In 1915, Dobson was born in Beijing, China, and after his parents moved to San Francisco in 1927, he later earned a masters degree in chemistry before in 1944 becoming a monk of the Ramakrishna Order at the Vedanta Society monastery in San Francisco. He then remained there for the next 23 years, and as one of the monks, explains:
“One of John’s responsibilities at the monastery was to reconcile astronomy with the teachings of Vedanta. That job led him to build telescopes on the side. He took to wheeling them around outside the monastery, fascinating the neighbors who would congregate around him.”
However, building telescopes was not part of the monastery’s curriculum and after eventually leaving the order in 1967, John Dobson co-founded amateur astronomy organization, San Francisco Sidewalk Astronomers, whose aim was to popularize astronomy with the person on the street.
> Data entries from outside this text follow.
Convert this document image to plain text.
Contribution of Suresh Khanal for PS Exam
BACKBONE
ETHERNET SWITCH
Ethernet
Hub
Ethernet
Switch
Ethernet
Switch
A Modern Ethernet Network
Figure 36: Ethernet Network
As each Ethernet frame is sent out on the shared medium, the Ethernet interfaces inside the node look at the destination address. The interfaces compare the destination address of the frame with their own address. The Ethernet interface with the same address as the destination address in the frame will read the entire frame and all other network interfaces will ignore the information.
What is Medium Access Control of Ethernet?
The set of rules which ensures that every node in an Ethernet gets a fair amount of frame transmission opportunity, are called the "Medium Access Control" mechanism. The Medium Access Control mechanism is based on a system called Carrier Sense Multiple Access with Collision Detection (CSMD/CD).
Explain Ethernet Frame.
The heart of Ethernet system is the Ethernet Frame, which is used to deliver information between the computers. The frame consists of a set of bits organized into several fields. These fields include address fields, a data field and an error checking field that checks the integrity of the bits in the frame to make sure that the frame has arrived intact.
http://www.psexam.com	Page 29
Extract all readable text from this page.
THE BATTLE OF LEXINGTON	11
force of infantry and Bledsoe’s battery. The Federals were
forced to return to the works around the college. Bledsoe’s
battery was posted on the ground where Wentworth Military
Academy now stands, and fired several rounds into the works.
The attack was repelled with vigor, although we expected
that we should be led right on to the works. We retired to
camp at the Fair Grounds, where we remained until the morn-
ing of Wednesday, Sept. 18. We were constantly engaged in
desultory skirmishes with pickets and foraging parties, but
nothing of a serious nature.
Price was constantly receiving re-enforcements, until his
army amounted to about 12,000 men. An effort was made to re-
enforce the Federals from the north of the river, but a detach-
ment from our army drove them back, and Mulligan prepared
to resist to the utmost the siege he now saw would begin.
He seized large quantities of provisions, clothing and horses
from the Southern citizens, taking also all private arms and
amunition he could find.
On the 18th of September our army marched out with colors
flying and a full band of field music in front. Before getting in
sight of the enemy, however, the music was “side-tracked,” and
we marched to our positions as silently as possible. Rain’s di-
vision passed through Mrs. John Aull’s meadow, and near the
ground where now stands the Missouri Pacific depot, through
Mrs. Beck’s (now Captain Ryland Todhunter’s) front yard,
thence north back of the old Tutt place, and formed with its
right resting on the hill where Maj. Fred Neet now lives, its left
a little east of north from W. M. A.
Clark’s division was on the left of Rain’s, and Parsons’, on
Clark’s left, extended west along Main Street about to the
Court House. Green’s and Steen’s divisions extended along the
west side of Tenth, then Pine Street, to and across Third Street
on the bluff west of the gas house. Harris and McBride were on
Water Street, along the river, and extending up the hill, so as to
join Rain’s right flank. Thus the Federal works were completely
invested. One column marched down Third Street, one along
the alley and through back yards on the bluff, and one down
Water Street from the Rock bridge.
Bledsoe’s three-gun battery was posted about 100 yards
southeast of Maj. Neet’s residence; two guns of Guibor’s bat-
As is mentioned on sidewalkastronomers.us:
“We take telescopes TO the public – on street corners, public parks, in front of bookstores -wherever there are crowds of people.”
It was around this time that Dobson started teaching classes on how to build your own telescope, and his simple, low-cost form of reflecting telescope, known as the Dobsonian, became well known amongst stargazing enthusiasts. Since then, the portable, stable, and quick to set up telescope has been embraced by commercial manufacturers around the globe and Dobsonians still remain amongst the most popular telescopes on the market.
After the news of John Dobson’s passing, Bob King from astronomy website universetoday, wrote: “Dobson wanted everyone to share in the universe’s bounty, the better to appreciate our lives and our world. The next clear night tilt your head back, gaze up at the stars and imagine John up there smiling. What an incredible view he must have.”